Знак (иероглиф) этого «я есмь» в Узле Вселенной есть крест. Поэтому Д. Хармс одновременно предлагает прочтение категорий существования, времени и пространства в религиозном ключе, озаглавив «зеркальный» трактат «О существовании. О Ипостаси. О Кресте». От общего знаменателя — «существования», как исследуемого, Д. Хармс обращается к религиозным знамениям «ипостаси» и «креста», подчеркивая всё троичной структурой трактата. Таким образом, часть, посвященная ипостаси, состоит из одного пункта, который вытекает из положений Д. Хармса о существующем мире, основывающемся на трех элементах, то есть троице существования («Прочтя предыдущее размышление, нам делается понятно учение о ипостаси: Бог един, но в трех Лицах»)[39]. Графически изображая существующее, которое становится таким лишь при разделении единого на части (при содействии препятствия), мы получаем крест как «знак закона существования и жизни»[40], который древние египтяне называли Анк, то есть «ключ жизни», по форме своей напоминавший своим верхним концом Узел, о котором шла речь в предыдущем трактате. Логическим концом трактата представляется предлагаемая Д. Хармсом схема закона существования: Рай (это) — Мир (препятствие) — Рай (то).

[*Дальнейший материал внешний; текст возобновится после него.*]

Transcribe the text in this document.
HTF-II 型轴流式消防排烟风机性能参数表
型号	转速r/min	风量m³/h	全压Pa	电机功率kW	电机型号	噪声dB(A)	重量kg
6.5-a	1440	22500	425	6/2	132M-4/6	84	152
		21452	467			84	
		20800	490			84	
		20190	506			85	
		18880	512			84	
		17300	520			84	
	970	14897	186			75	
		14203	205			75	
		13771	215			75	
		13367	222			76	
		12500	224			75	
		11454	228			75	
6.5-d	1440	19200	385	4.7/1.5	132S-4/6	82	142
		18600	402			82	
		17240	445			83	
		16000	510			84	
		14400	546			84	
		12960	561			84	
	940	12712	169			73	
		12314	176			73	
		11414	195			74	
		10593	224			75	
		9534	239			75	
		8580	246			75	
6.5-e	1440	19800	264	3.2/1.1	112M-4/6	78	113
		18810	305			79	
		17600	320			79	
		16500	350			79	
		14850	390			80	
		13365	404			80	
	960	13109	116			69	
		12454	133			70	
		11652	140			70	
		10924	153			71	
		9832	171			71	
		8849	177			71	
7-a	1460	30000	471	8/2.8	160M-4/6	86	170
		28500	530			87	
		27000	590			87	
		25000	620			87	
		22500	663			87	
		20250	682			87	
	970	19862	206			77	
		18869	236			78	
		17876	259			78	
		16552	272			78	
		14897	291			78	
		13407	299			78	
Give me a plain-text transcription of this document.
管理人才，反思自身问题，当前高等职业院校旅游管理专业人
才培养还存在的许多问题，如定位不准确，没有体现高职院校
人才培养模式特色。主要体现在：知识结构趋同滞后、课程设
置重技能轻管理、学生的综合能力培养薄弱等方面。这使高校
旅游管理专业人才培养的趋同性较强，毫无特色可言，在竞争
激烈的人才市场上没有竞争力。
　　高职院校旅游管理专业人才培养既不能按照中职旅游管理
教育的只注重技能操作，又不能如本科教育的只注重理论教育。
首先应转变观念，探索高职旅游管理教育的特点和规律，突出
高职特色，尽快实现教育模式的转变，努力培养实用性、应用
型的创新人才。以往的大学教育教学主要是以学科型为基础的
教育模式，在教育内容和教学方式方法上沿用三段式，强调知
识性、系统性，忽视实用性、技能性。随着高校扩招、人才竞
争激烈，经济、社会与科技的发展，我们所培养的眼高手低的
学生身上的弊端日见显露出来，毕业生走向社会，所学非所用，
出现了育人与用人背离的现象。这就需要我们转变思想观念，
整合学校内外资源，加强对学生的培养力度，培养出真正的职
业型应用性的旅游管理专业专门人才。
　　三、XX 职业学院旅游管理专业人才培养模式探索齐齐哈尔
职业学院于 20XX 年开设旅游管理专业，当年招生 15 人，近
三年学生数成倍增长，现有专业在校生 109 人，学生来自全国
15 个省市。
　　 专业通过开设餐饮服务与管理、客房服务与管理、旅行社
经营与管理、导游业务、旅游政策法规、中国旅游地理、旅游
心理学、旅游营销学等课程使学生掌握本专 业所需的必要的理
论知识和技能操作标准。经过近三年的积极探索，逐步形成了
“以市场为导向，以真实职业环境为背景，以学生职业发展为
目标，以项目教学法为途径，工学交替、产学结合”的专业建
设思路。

Уход чинарей в теологические размышления представляется вполне закономерным. Он был продиктован их интересом к абсурду как миру без логики, к этому располагало предчувствие необратимой катастрофы с середины 1930-х, после убийства С. Кирова в Ленинграде в декабре 1934 года (в дневниках Д. Хармса, в его стихотворении «Из дома вышел человек»; в предчувствиях скорой гибели в «Элегии» и прощальном «Где. Когда» А. Введенского), способствовали этому также главные темы их бесед и сочинений, в которых обсуждались вопросы Бога, смерти, времени, понимания, соседних миров, Вселенной, ужаса, души, вечности. Если Д. Хармс еще в юности проникся разными мистическими учениями, чтобы познать мир, Я. Друскин через занятия философией подошел близко к эсхатологическим вопросам. Душе Я. Друскин посвятил несколько текстов уже в 1928 году («Душевный праздник», «Полет души», «Формула Федона»), изучал вопросы границы, «тосветного мира», человека / мира и Бога, в 1964 году написал «Теоцентрическую антропологию», которой обосновал через собственное понимание феноменологии души как феноменологии времени (дыхание — это естественный маятник часов) условия возникновения ноуменального отношения между «я» и «ты». Хотя трактат написан после смерти матери, чтобы «я» могло найти соответствующее «ты», кажется, в его написании сыграло роль и окончательное сознание Я. Друскина о гибели своих друзей, восстановление связи с которыми ему виделось в ноуменальном отношении душ. Место между этим (время) и тем (вечность), которое Я. Друскин в трактате «Признаки вечности» называл своим последним местом, где «ничего нет»[41], видимо, оказалось вневременным прибежищем всех чинарей-вестников.